Jutro jadę na turniej siatkarski do Tomaszowa Lubelskiego i nie będzie mnie do niedzieli wieczorem, więc postów (niestety) nie znajdziecie. Ale gdy tylko wrócę postaram się to nadrobić!!!
Zgadnijcie o której muszę jutro wstać. Hm... Tak 5:30, może 5:45 - zobaczymy. Nie wiem jak zwlekę się z łóżka o tej porze, bo dla mnie to środek nocy!!! A dla Was?

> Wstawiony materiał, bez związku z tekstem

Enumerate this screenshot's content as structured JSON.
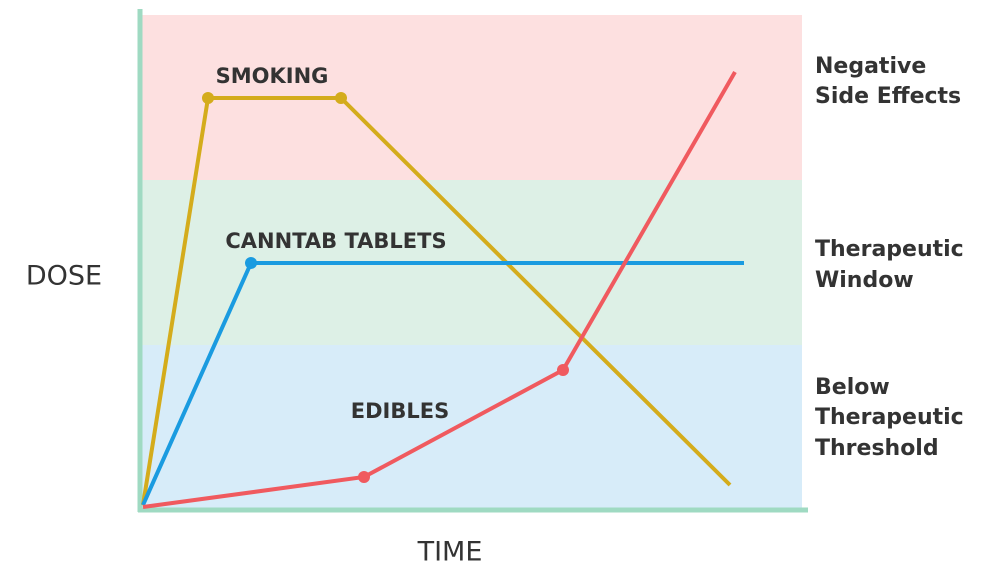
{
  "axes": {
    "y_label": "DOSE",
    "x_label": "TIME"
  },
  "zones": [
    {
      "label": [
        "Negative",
        "Side Effects"
      ]
    },
    {
      "label": [
        "Therapeutic",
        "Window"
      ]
    },
    {
      "label": [
        "Below",
        "Therapeutic",
        "Threshold"
      ]
    }
  ],
  "series": [
    {
      "label": "SMOKING"
    },
    {
      "label": "CANNTAB TABLETS"
    },
    {
      "label": "EDIBLES"
    }
  ]
}
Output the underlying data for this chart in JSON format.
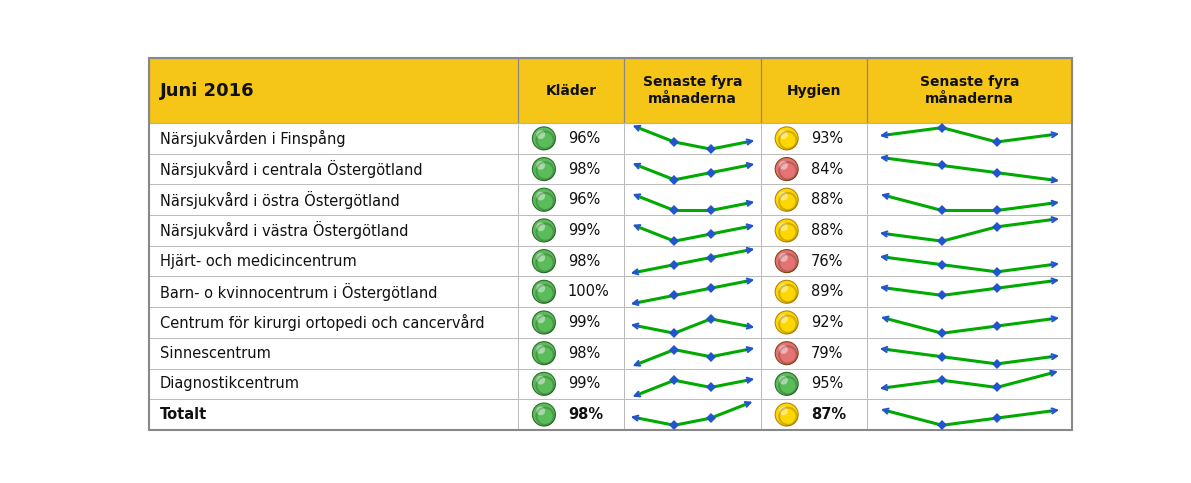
{
  "title": "Juni 2016",
  "header_bg": "#F5C518",
  "col_headers": [
    "Kläder",
    "Senaste fyra\nmånaderna",
    "Hygien",
    "Senaste fyra\nmånaderna"
  ],
  "rows": [
    {
      "label": "Närsjukvården i Finspång",
      "klader_pct": "96%",
      "klader_color": "#5BBD5A",
      "hygien_pct": "93%",
      "hygien_color": "#FFD700",
      "klader_trend": [
        3,
        1,
        0,
        1
      ],
      "hygien_trend": [
        2,
        3,
        1,
        2
      ]
    },
    {
      "label": "Närsjukvård i centrala Östergötland",
      "klader_pct": "98%",
      "klader_color": "#5BBD5A",
      "hygien_pct": "84%",
      "hygien_color": "#E57373",
      "klader_trend": [
        2,
        0,
        1,
        2
      ],
      "hygien_trend": [
        3,
        2,
        1,
        0
      ]
    },
    {
      "label": "Närsjukvård i östra Östergötland",
      "klader_pct": "96%",
      "klader_color": "#5BBD5A",
      "hygien_pct": "88%",
      "hygien_color": "#FFD700",
      "klader_trend": [
        2,
        0,
        0,
        1
      ],
      "hygien_trend": [
        2,
        0,
        0,
        1
      ]
    },
    {
      "label": "Närsjukvård i västra Östergötland",
      "klader_pct": "99%",
      "klader_color": "#5BBD5A",
      "hygien_pct": "88%",
      "hygien_color": "#FFD700",
      "klader_trend": [
        2,
        0,
        1,
        2
      ],
      "hygien_trend": [
        1,
        0,
        2,
        3
      ]
    },
    {
      "label": "Hjärt- och medicincentrum",
      "klader_pct": "98%",
      "klader_color": "#5BBD5A",
      "hygien_pct": "76%",
      "hygien_color": "#E57373",
      "klader_trend": [
        0,
        1,
        2,
        3
      ],
      "hygien_trend": [
        2,
        1,
        0,
        1
      ]
    },
    {
      "label": "Barn- o kvinnocentrum i Östergötland",
      "klader_pct": "100%",
      "klader_color": "#5BBD5A",
      "hygien_pct": "89%",
      "hygien_color": "#FFD700",
      "klader_trend": [
        0,
        1,
        2,
        3
      ],
      "hygien_trend": [
        2,
        1,
        2,
        3
      ]
    },
    {
      "label": "Centrum för kirurgi ortopedi och cancervård",
      "klader_pct": "99%",
      "klader_color": "#5BBD5A",
      "hygien_pct": "92%",
      "hygien_color": "#FFD700",
      "klader_trend": [
        1,
        0,
        2,
        1
      ],
      "hygien_trend": [
        2,
        0,
        1,
        2
      ]
    },
    {
      "label": "Sinnescentrum",
      "klader_pct": "98%",
      "klader_color": "#5BBD5A",
      "hygien_pct": "79%",
      "hygien_color": "#E57373",
      "klader_trend": [
        0,
        2,
        1,
        2
      ],
      "hygien_trend": [
        2,
        1,
        0,
        1
      ]
    },
    {
      "label": "Diagnostikcentrum",
      "klader_pct": "99%",
      "klader_color": "#5BBD5A",
      "hygien_pct": "95%",
      "hygien_color": "#5BBD5A",
      "klader_trend": [
        0,
        2,
        1,
        2
      ],
      "hygien_trend": [
        1,
        2,
        1,
        3
      ]
    },
    {
      "label": "Totalt",
      "klader_pct": "98%",
      "klader_color": "#5BBD5A",
      "hygien_pct": "87%",
      "hygien_color": "#FFD700",
      "klader_trend": [
        1,
        0,
        1,
        3
      ],
      "hygien_trend": [
        2,
        0,
        1,
        2
      ],
      "bold": true
    }
  ],
  "figsize": [
    11.91,
    4.83
  ],
  "dpi": 100
}
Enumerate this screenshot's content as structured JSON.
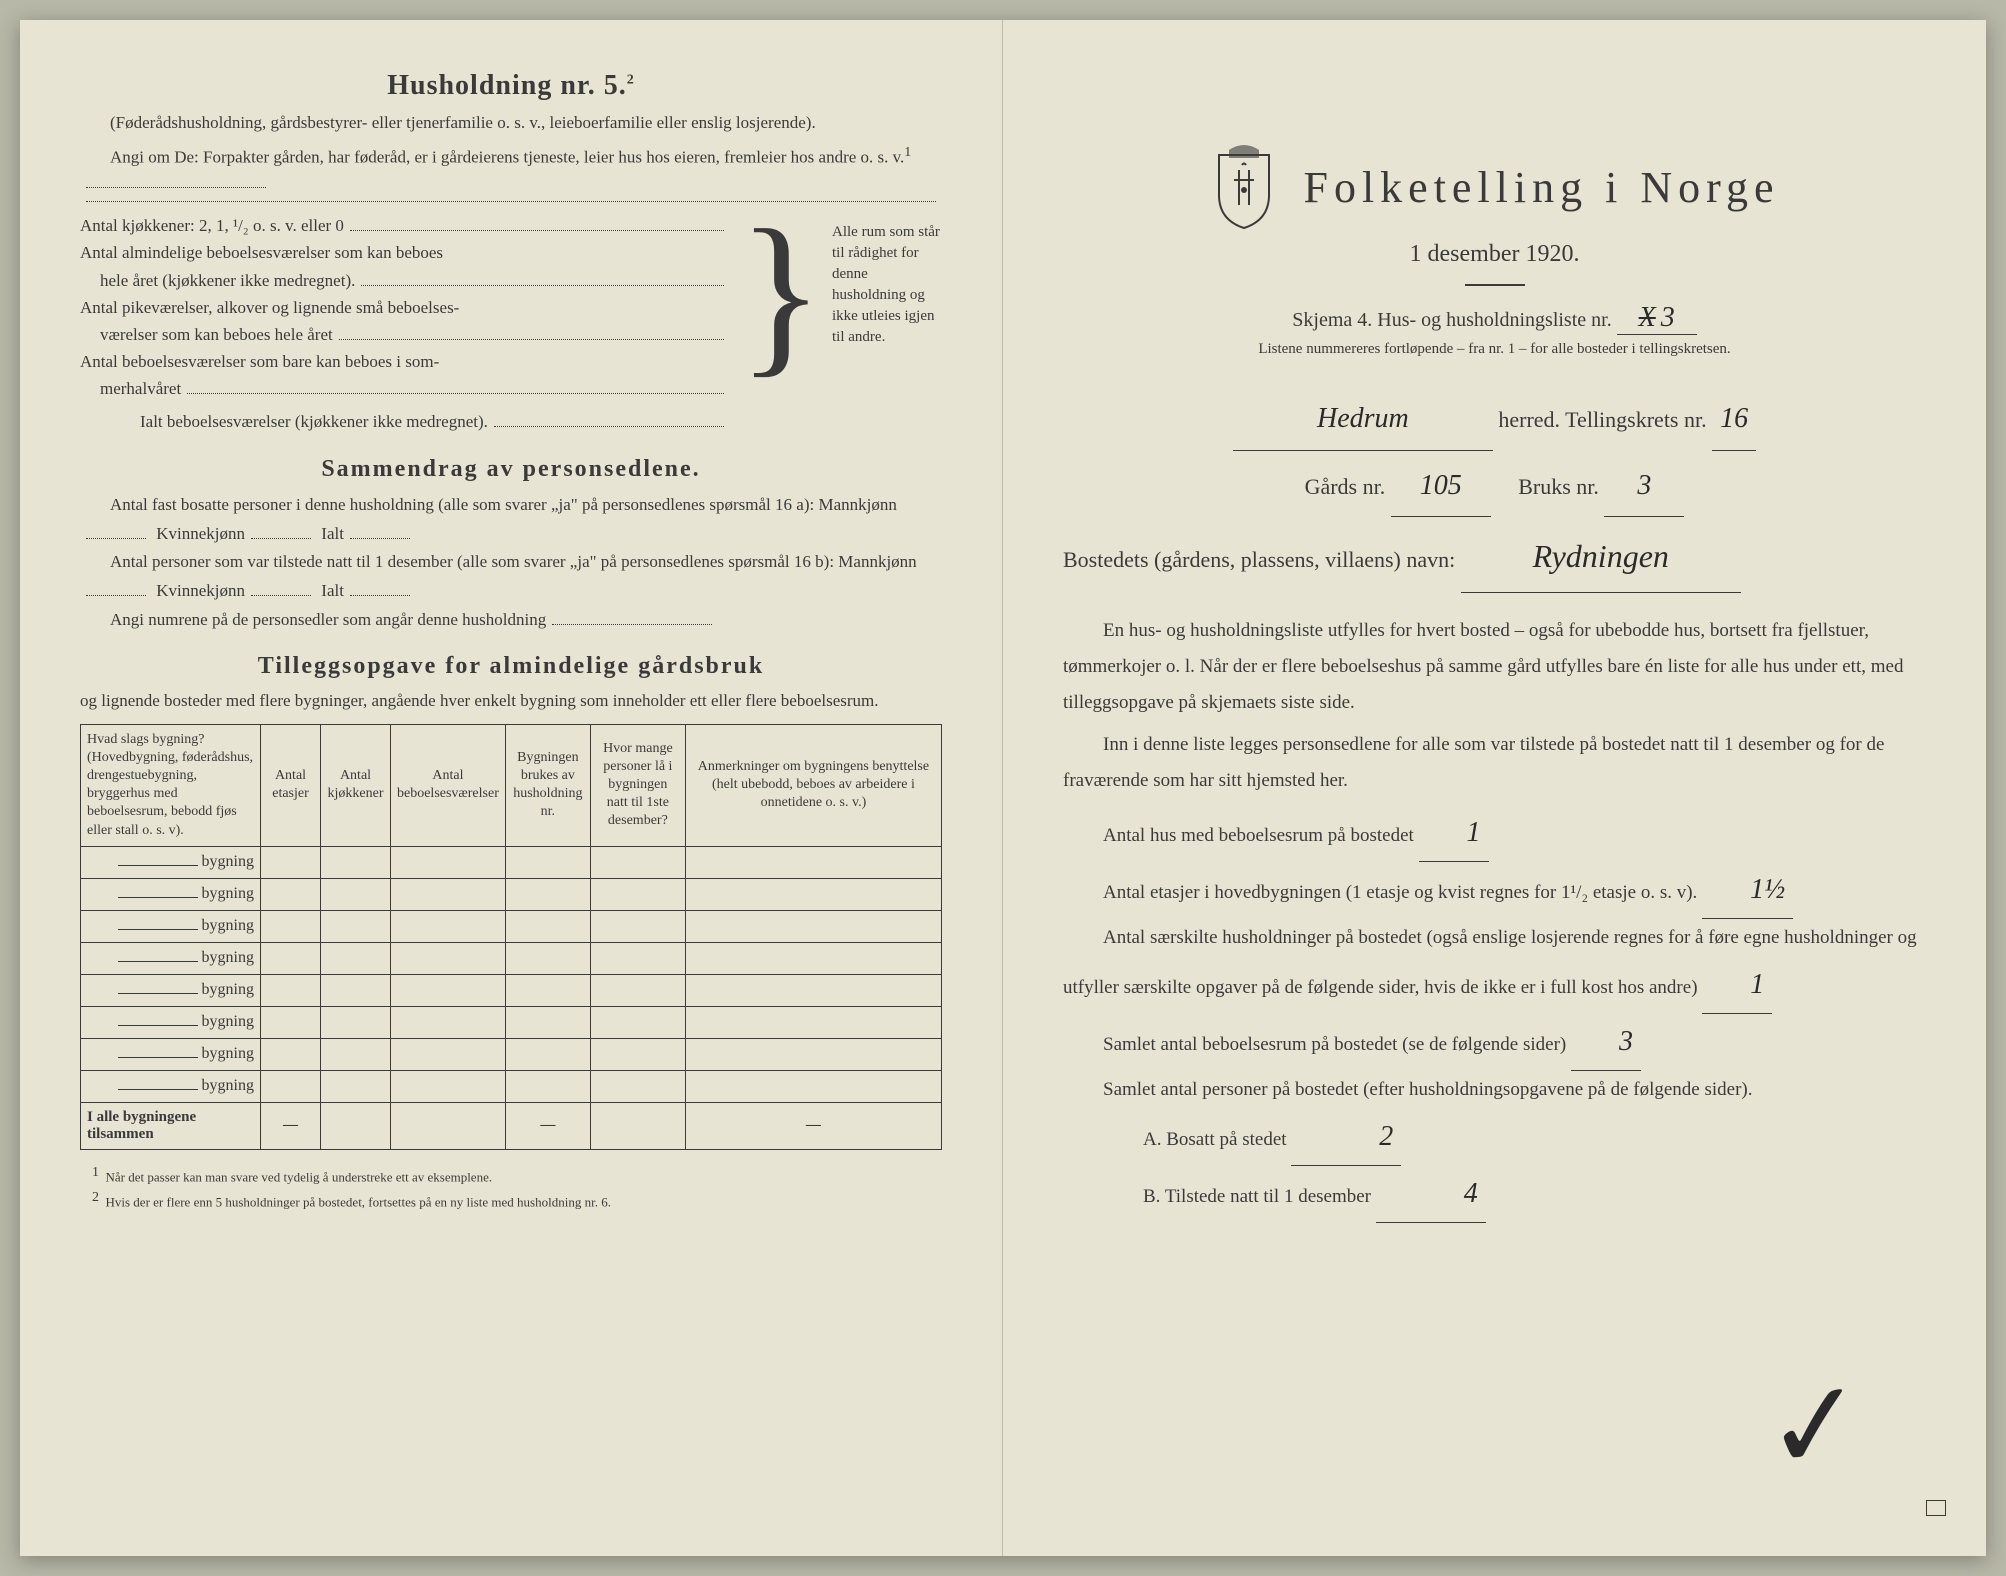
{
  "left": {
    "heading": "Husholdning nr. 5.",
    "heading_sup": "2",
    "intro1": "(Føderådshusholdning, gårdsbestyrer- eller tjenerfamilie o. s. v., leieboerfamilie eller enslig losjerende).",
    "intro2": "Angi om De: Forpakter gården, har føderåd, er i gårdeierens tjeneste, leier hus hos eieren, fremleier hos andre o. s. v.",
    "intro2_sup": "1",
    "bracket": {
      "line1": "Antal kjøkkener: 2, 1, ¹/₂ o. s. v. eller 0",
      "line2a": "Antal almindelige beboelsesværelser som kan beboes",
      "line2b": "hele året (kjøkkener ikke medregnet).",
      "line3a": "Antal pikeværelser, alkover og lignende små beboelses-",
      "line3b": "værelser som kan beboes hele året",
      "line4a": "Antal beboelsesværelser som bare kan beboes i som-",
      "line4b": "merhalvåret",
      "line5": "Ialt beboelsesværelser (kjøkkener ikke medregnet).",
      "note": "Alle rum som står til rådighet for denne husholdning og ikke utleies igjen til andre."
    },
    "sammendrag": {
      "heading": "Sammendrag av personsedlene.",
      "p1a": "Antal fast bosatte personer i denne husholdning (alle som svarer „ja\" på personsedlenes spørsmål 16 a): Mannkjønn",
      "p1b": "Kvinnekjønn",
      "p1c": "Ialt",
      "p2a": "Antal personer som var tilstede natt til 1 desember (alle som svarer „ja\" på personsedlenes spørsmål 16 b): Mannkjønn",
      "p3": "Angi numrene på de personsedler som angår denne husholdning"
    },
    "tillegg": {
      "heading": "Tilleggsopgave for almindelige gårdsbruk",
      "intro": "og lignende bosteder med flere bygninger, angående hver enkelt bygning som inneholder ett eller flere beboelsesrum."
    },
    "table": {
      "headers": [
        "Hvad slags bygning?\n(Hovedbygning, føderådshus, drengestuebygning, bryggerhus med beboelsesrum, bebodd fjøs eller stall o. s. v).",
        "Antal etasjer",
        "Antal kjøkkener",
        "Antal beboelsesværelser",
        "Bygningen brukes av husholdning nr.",
        "Hvor mange personer lå i bygningen natt til 1ste desember?",
        "Anmerkninger om bygningens benyttelse (helt ubebodd, beboes av arbeidere i onnetidene o. s. v.)"
      ],
      "row_label": "bygning",
      "row_count": 8,
      "totals_label": "I alle bygningene tilsammen",
      "dash": "—"
    },
    "footnotes": {
      "f1": "Når det passer kan man svare ved tydelig å understreke ett av eksemplene.",
      "f2": "Hvis der er flere enn 5 husholdninger på bostedet, fortsettes på en ny liste med husholdning nr. 6."
    }
  },
  "right": {
    "title": "Folketelling i Norge",
    "subtitle": "1 desember 1920.",
    "skjema": "Skjema 4.  Hus- og husholdningsliste nr.",
    "skjema_nr_struck": "X",
    "skjema_nr": "3",
    "listnote": "Listene nummereres fortløpende – fra nr. 1 – for alle bosteder i tellingskretsen.",
    "herred_name": "Hedrum",
    "herred_label": "herred.   Tellingskrets nr.",
    "krets_nr": "16",
    "gards_label": "Gårds nr.",
    "gards_nr": "105",
    "bruks_label": "Bruks nr.",
    "bruks_nr": "3",
    "bosted_label": "Bostedets (gårdens, plassens, villaens) navn:",
    "bosted_name": "Rydningen",
    "body1": "En hus- og husholdningsliste utfylles for hvert bosted – også for ubebodde hus, bortsett fra fjellstuer, tømmerkojer o. l. Når der er flere beboelseshus på samme gård utfylles bare én liste for alle hus under ett, med tilleggsopgave på skjemaets siste side.",
    "body2": "Inn i denne liste legges personsedlene for alle som var tilstede på bostedet natt til 1 desember og for de fraværende som har sitt hjemsted her.",
    "q1_label": "Antal hus med beboelsesrum på bostedet",
    "q1_val": "1",
    "q2_label": "Antal etasjer i hovedbygningen (1 etasje og kvist regnes for 1¹/₂ etasje o. s. v).",
    "q2_val": "1½",
    "q3_label": "Antal særskilte husholdninger på bostedet (også enslige losjerende regnes for å føre egne husholdninger og utfyller særskilte opgaver på de følgende sider, hvis de ikke er i full kost hos andre)",
    "q3_val": "1",
    "q4_label": "Samlet antal beboelsesrum på bostedet (se de følgende sider)",
    "q4_val": "3",
    "q5_label": "Samlet antal personer på bostedet (efter husholdningsopgavene på de følgende sider).",
    "q5a_label": "A.  Bosatt på stedet",
    "q5a_val": "2",
    "q5b_label": "B.  Tilstede natt til 1 desember",
    "q5b_val": "4"
  }
}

Dzisiaj musiałam odrobić wszystkie lekcje. Oczywiście, wszystkich nie odrobiłam, ale większość, więc jestem z siebie dumna! A co gorsza, muszę przeczytać lekturę... Na szczęście krótką:
Kojarzycie, może ten rysunek?
Tak!!! Chodzi o Opowieść Wigilijną. Moja książka ma tylko 4 rozdziały (60 stron), a 2 i pół już przeczytałam.
Jeśli chodzi o sprawdziany i kartkówki, to u mnie jest koszmar!!! Jedyny dzień bez kartkówek (zapowiedzianych) i sprawdzianów, to czwartek. Nie wyklucza to odpowiedzi ustnych. A szkoda, nie?